A small Indian non-profit funded by Bloomberg Philanthropies will not be permitted to carry out tobacco-control work in New Delhi after it failed to disclose its funding, according to a city government official and a memo seen by Reuters.
Other foreign-funded organizations will be required to seek prior approval in the future for anti-tobacco activities in Delhi, the official also said.
The Delhi government’s decision comes amid same moves by Prime Minister Narendra Modi’s administration, which has since 2014 tightened surveillance of foreign-funded non-governmental organizations (NGOs), saying many of them operated against India’s national interests.
Thousands of charities’ licenses have been canceled for misreporting donations in few years. Reuters reported last year that India had discreetly investigated how Bloomberg Philanthropies, founded by billionaire Michael Bloomberg, funds local non-profit groups for anti-tobacco lobbying.
In the latest case, a Bloomberg-backed NGO, Socio-Economic and Educational Development Society (SEEDS), had approached the Delhi government to collaborate on tobacco control but did not share its foreign funding explanation when asked, the city’s chief tobacco control officer SK Arora told Reuters on Monday.
His decision not to permit SEEDS to carry out tobacco-control activities in the city is aimed at promoting funding transparency, Mr. Arora said, adding that he remained fully committed to tobacco control.
Mr. Arora stated that SEEDS had proposed advising the state government on tobacco-control policy matters.
The head of SEEDS, Deepak Mishra, said he had not got any order from the Delhi government. On reviewing the note shared by Reuters, he said SEEDS was working on tobacco control with two state governments and would discuss the matter with Mr. Arora. SEEDS has yet to start its work in Delhi and Mishra declined to disclose the funding he receives from Bloomberg.
A spokeswoman for Bloomberg Philanthropies, Jean Weinberg, did not answer to a request for comment.
An anti-tobacco activist in India, who did not wish to be named, stated the Delhi government’s decision would set a worrying precedent. “This is sending a wrong message.
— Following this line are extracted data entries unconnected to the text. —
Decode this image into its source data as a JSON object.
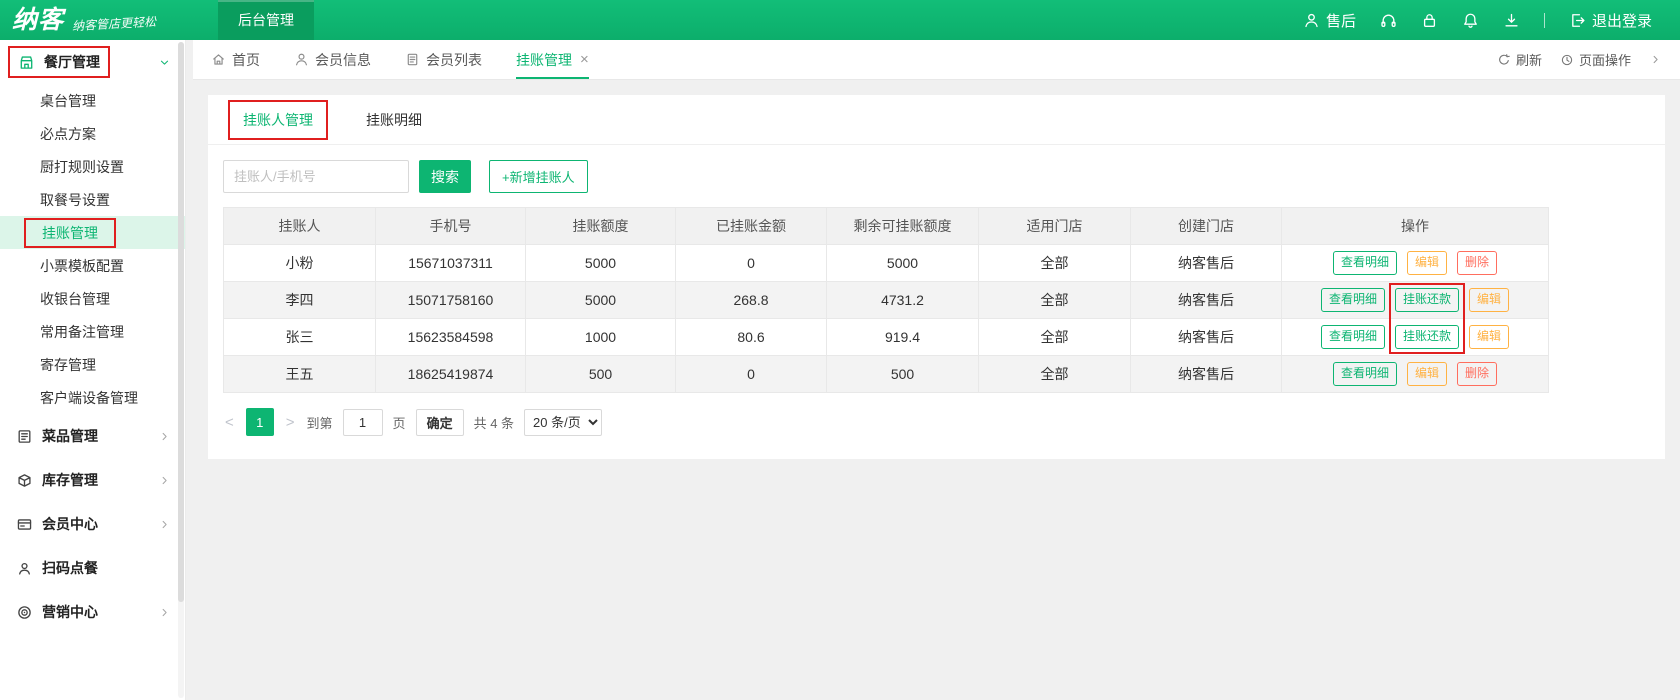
{
  "colors": {
    "brand": "#0DB572",
    "brand_dark": "#0A9D5E",
    "orange": "#FFB243",
    "red": "#FF6E5E",
    "annotation": "#E01F1F"
  },
  "header": {
    "logo": "纳客",
    "slogan": "纳客管店更轻松",
    "nav_tab": "后台管理",
    "after_sales": "售后",
    "logout": "退出登录"
  },
  "sidebar": {
    "items": [
      {
        "label": "餐厅管理",
        "name": "restaurant-management",
        "icon": "shop",
        "expanded": true,
        "annotated": true,
        "children": [
          {
            "label": "桌台管理",
            "name": "table-management"
          },
          {
            "label": "必点方案",
            "name": "must-order-plan"
          },
          {
            "label": "厨打规则设置",
            "name": "kitchen-print-rules"
          },
          {
            "label": "取餐号设置",
            "name": "pickup-number-settings"
          },
          {
            "label": "挂账管理",
            "name": "credit-account-management",
            "active": true,
            "annotated": true
          },
          {
            "label": "小票模板配置",
            "name": "receipt-template-config"
          },
          {
            "label": "收银台管理",
            "name": "cashier-management"
          },
          {
            "label": "常用备注管理",
            "name": "common-remarks-management"
          },
          {
            "label": "寄存管理",
            "name": "deposit-management"
          },
          {
            "label": "客户端设备管理",
            "name": "client-device-management"
          }
        ]
      },
      {
        "label": "菜品管理",
        "name": "dish-management",
        "icon": "dish",
        "arrow": true
      },
      {
        "label": "库存管理",
        "name": "inventory-management",
        "icon": "stock",
        "arrow": true
      },
      {
        "label": "会员中心",
        "name": "member-center",
        "icon": "member",
        "arrow": true
      },
      {
        "label": "扫码点餐",
        "name": "scan-order",
        "icon": "qr",
        "arrow": false
      },
      {
        "label": "营销中心",
        "name": "marketing-center",
        "icon": "marketing",
        "arrow": true
      }
    ]
  },
  "tabbar": {
    "tabs": [
      {
        "label": "首页",
        "name": "tab-home",
        "icon": "home"
      },
      {
        "label": "会员信息",
        "name": "tab-member-info",
        "icon": "person"
      },
      {
        "label": "会员列表",
        "name": "tab-member-list",
        "icon": "doc"
      },
      {
        "label": "挂账管理",
        "name": "tab-credit-management",
        "active": true,
        "closable": true
      }
    ],
    "refresh_label": "刷新",
    "page_ops_label": "页面操作"
  },
  "content": {
    "subtabs": [
      {
        "label": "挂账人管理",
        "name": "subtab-debtor-management",
        "active": true,
        "annotated": true
      },
      {
        "label": "挂账明细",
        "name": "subtab-credit-details"
      }
    ],
    "search": {
      "placeholder": "挂账人/手机号",
      "button": "搜索",
      "add_button": "+新增挂账人"
    },
    "table": {
      "columns": [
        "挂账人",
        "手机号",
        "挂账额度",
        "已挂账金额",
        "剩余可挂账额度",
        "适用门店",
        "创建门店",
        "操作"
      ],
      "rows": [
        {
          "cells": [
            "小粉",
            "15671037311",
            "5000",
            "0",
            "5000",
            "全部",
            "纳客售后"
          ],
          "actions": [
            {
              "label": "查看明细",
              "type": "green",
              "name": "view-detail-button"
            },
            {
              "label": "编辑",
              "type": "orange",
              "name": "edit-button"
            },
            {
              "label": "删除",
              "type": "red",
              "name": "delete-button"
            }
          ]
        },
        {
          "cells": [
            "李四",
            "15071758160",
            "5000",
            "268.8",
            "4731.2",
            "全部",
            "纳客售后"
          ],
          "actions": [
            {
              "label": "查看明细",
              "type": "green",
              "name": "view-detail-button"
            },
            {
              "label": "挂账还款",
              "type": "green",
              "name": "repay-button",
              "annotated": true
            },
            {
              "label": "编辑",
              "type": "orange",
              "name": "edit-button"
            }
          ]
        },
        {
          "cells": [
            "张三",
            "15623584598",
            "1000",
            "80.6",
            "919.4",
            "全部",
            "纳客售后"
          ],
          "actions": [
            {
              "label": "查看明细",
              "type": "green",
              "name": "view-detail-button"
            },
            {
              "label": "挂账还款",
              "type": "green",
              "name": "repay-button",
              "annotated": true
            },
            {
              "label": "编辑",
              "type": "orange",
              "name": "edit-button"
            }
          ]
        },
        {
          "cells": [
            "王五",
            "18625419874",
            "500",
            "0",
            "500",
            "全部",
            "纳客售后"
          ],
          "actions": [
            {
              "label": "查看明细",
              "type": "green",
              "name": "view-detail-button"
            },
            {
              "label": "编辑",
              "type": "orange",
              "name": "edit-button"
            },
            {
              "label": "删除",
              "type": "red",
              "name": "delete-button"
            }
          ]
        }
      ]
    },
    "pagination": {
      "current_page": "1",
      "goto_prefix": "到第",
      "goto_value": "1",
      "goto_suffix": "页",
      "confirm": "确定",
      "total": "共 4 条",
      "per_page": "20 条/页"
    }
  }
}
They are basically deterring tobacco control,” the activist said.
The government has stepped up scrutiny of NGOs registered in the Foreign Contribution Regulation Act (FCRA) in recent years. In 2015, it put the Ford Foundation on a watch list and suspended Greenpeace India’s FCRA license, drawing criticism from the United States.
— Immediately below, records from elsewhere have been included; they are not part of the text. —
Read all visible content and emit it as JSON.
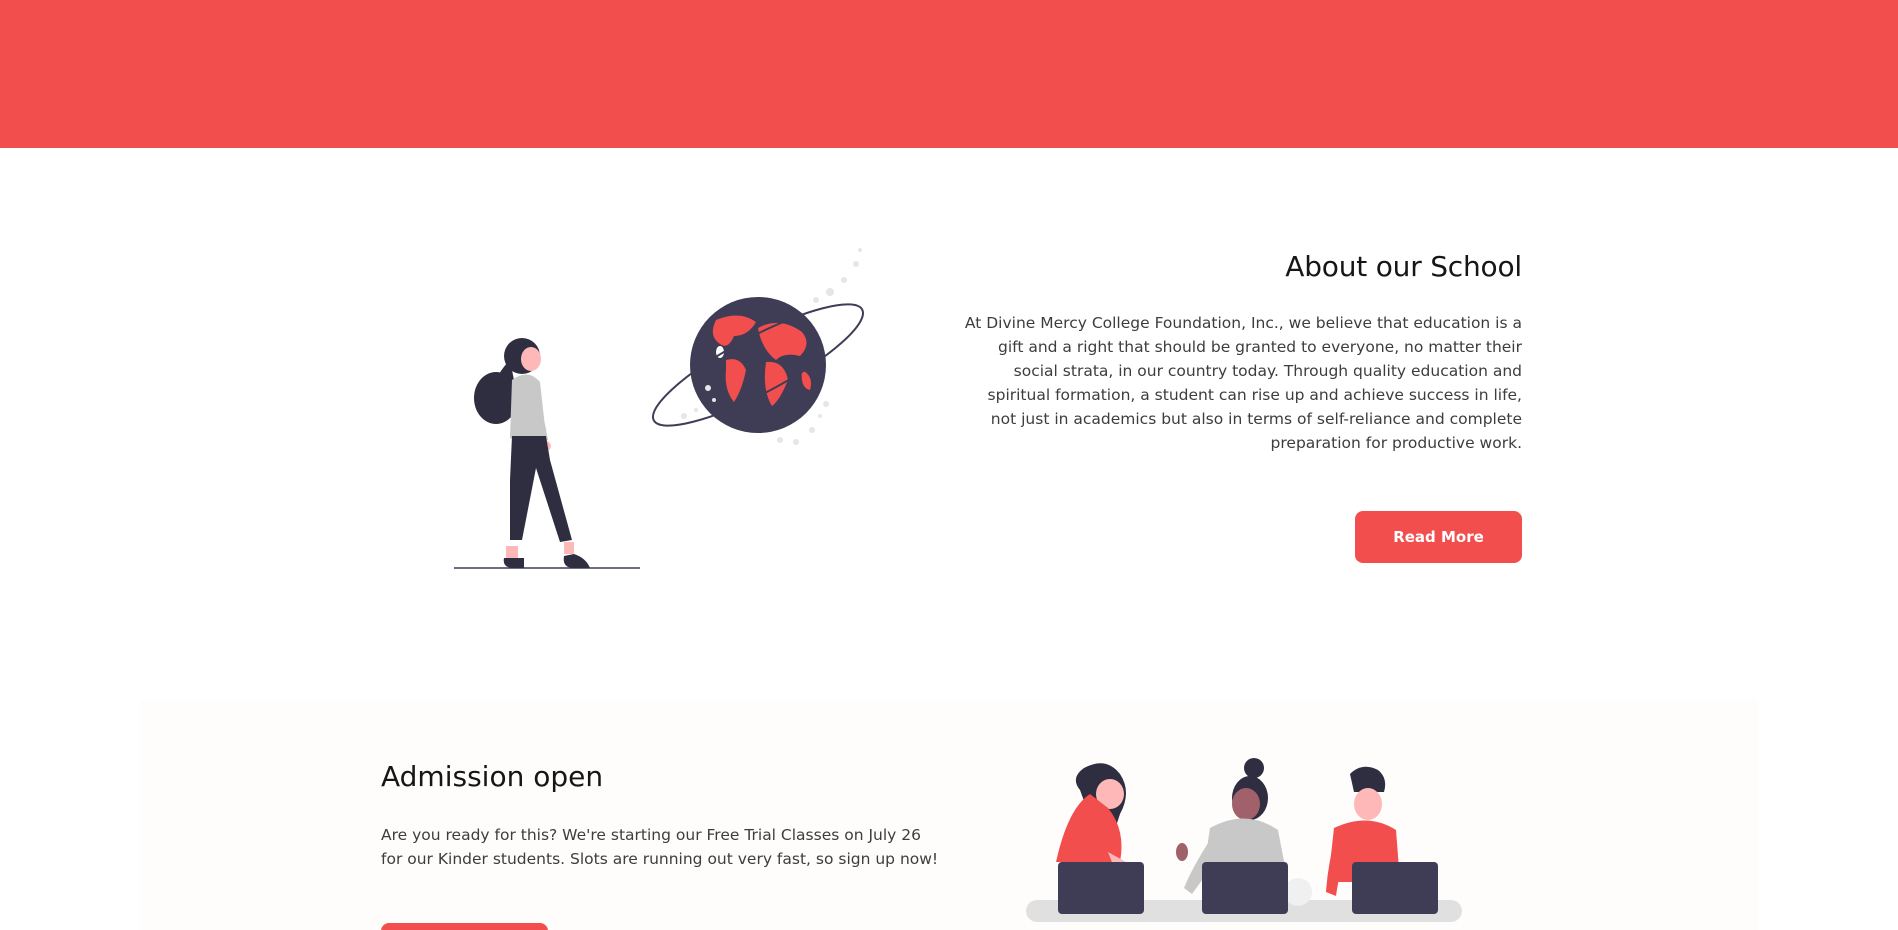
{
  "colors": {
    "accent": "#f24e4e",
    "dark": "#3f3d56",
    "gray": "#c8c8c8",
    "skin": "#ffb8b8"
  },
  "about": {
    "title": "About our School",
    "body": "At Divine Mercy College Foundation, Inc., we believe that education is a gift and a right that should be granted to everyone, no matter their social strata, in our country today. Through quality education and spiritual formation, a student can rise up and achieve success in life, not just in academics but also in terms of self-reliance and complete preparation for productive work.",
    "button_label": "Read More",
    "illustration_icon": "woman-looking-at-globe-illustration"
  },
  "admission": {
    "title": "Admission open",
    "body": "Are you ready for this? We're starting our Free Trial Classes on July 26 for our Kinder students. Slots are running out very fast, so sign up now!",
    "illustration_icon": "students-with-laptops-illustration"
  }
}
The FCRA license of at least one Bloomberg-funded group — the Institute of Public Health Bengaluru — has not been renewed in the last two years, in part due to the Home Ministry’s investigation into the foundation’s funding activities.
A 2016 note from the Home Ministry, which Reuters reviewed last year, stated the Bloomberg charity successfully lobbied for the introduction of bigger health warnings on cigarette packs and raised concerns that the foundation was running a campaign to “target” Indian tobacco businesses.
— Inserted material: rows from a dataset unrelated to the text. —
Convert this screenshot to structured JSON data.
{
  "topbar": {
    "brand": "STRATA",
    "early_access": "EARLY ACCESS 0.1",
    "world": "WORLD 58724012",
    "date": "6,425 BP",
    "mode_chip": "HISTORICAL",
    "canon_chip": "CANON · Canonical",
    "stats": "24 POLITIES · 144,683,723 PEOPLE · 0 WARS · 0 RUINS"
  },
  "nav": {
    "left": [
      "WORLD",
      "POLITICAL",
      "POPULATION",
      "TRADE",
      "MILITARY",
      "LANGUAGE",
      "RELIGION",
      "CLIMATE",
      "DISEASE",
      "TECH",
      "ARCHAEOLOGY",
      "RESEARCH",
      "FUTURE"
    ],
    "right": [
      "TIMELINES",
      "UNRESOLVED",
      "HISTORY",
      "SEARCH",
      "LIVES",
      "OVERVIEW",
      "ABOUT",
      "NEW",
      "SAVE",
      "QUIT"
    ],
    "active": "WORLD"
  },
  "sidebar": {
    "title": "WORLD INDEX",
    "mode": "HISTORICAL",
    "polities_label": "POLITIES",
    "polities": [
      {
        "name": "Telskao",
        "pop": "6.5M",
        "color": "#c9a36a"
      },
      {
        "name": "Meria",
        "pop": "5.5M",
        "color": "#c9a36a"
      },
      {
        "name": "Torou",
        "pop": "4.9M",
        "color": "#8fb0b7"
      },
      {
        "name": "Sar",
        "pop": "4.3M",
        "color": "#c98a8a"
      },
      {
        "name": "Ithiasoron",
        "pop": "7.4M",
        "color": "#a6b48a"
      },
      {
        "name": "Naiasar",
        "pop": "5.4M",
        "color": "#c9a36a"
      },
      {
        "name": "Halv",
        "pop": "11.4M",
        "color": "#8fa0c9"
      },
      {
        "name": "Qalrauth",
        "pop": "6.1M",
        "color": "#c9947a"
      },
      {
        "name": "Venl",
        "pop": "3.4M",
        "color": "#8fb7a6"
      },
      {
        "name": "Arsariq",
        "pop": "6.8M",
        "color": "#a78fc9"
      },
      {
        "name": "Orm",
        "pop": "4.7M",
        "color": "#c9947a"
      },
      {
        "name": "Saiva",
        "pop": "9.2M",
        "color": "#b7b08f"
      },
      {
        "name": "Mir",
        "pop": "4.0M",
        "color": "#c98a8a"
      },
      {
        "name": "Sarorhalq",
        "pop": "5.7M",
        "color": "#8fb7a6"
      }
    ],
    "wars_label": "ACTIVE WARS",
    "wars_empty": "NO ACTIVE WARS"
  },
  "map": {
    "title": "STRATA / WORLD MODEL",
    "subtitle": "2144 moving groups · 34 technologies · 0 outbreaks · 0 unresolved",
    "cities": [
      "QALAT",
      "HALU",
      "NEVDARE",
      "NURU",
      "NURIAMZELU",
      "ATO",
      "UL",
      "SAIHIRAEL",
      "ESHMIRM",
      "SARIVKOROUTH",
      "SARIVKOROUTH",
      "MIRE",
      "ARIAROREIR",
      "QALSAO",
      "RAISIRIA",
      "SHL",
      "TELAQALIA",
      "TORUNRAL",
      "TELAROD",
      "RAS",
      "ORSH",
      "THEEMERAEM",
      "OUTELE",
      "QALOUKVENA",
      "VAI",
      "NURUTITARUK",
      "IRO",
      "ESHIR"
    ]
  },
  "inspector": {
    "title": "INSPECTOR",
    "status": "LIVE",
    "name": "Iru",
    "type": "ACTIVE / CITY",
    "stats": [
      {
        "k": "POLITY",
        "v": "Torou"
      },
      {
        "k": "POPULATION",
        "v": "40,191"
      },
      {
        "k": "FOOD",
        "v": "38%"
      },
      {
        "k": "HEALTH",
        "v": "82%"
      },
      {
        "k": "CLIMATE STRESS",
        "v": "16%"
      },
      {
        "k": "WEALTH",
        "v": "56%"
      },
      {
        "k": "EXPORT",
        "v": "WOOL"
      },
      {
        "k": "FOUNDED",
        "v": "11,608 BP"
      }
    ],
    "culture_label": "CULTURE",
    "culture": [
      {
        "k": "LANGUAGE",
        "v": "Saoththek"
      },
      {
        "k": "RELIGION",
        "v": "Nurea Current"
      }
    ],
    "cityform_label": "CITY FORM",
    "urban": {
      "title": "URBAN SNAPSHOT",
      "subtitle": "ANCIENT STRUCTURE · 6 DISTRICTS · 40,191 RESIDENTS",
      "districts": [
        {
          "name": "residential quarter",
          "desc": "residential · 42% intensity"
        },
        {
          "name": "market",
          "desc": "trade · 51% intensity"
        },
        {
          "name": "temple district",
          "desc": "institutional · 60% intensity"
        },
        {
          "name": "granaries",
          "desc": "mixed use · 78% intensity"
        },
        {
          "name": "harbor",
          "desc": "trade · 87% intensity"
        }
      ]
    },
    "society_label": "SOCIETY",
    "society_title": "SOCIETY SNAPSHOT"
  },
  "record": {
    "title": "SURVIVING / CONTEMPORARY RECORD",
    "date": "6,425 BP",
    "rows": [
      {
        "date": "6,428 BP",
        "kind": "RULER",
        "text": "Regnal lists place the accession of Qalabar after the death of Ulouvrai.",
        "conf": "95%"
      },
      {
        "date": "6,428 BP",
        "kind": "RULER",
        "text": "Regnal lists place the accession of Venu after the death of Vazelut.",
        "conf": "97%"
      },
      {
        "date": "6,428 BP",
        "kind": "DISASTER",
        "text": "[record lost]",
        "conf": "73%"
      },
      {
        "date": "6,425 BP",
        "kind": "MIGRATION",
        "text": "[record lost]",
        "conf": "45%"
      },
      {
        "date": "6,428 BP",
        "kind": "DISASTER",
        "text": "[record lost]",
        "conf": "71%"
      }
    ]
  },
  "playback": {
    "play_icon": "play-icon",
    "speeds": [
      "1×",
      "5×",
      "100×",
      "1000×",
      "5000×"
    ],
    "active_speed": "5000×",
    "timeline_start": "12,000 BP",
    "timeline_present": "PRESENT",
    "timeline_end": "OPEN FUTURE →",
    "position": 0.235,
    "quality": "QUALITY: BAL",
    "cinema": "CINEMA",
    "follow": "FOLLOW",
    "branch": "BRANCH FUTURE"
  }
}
The Health Ministry, in contrast, has promoted tobacco-control, establishing several campaigns to deter its use.
More than 900,000 people die each year in India due to tobacco-related illnesses.
The Delhi state government’s latest order on the Bloomberg-backed SEEDS, published on November 20, also comprises a warning for other non-profits. The note has not previously been reported.
“These days, the government of India is very particular on international fundings& is investigating the actual objectives of several international funding agencies comprising Bloomberg,” Mr. Arora wrote in his note, referring to the federal government.
All non-profits having international funding from Bloomberg or other sources are “wholly prohibited to execute any activity under tobacco control” unless approved by the state government, the circular said.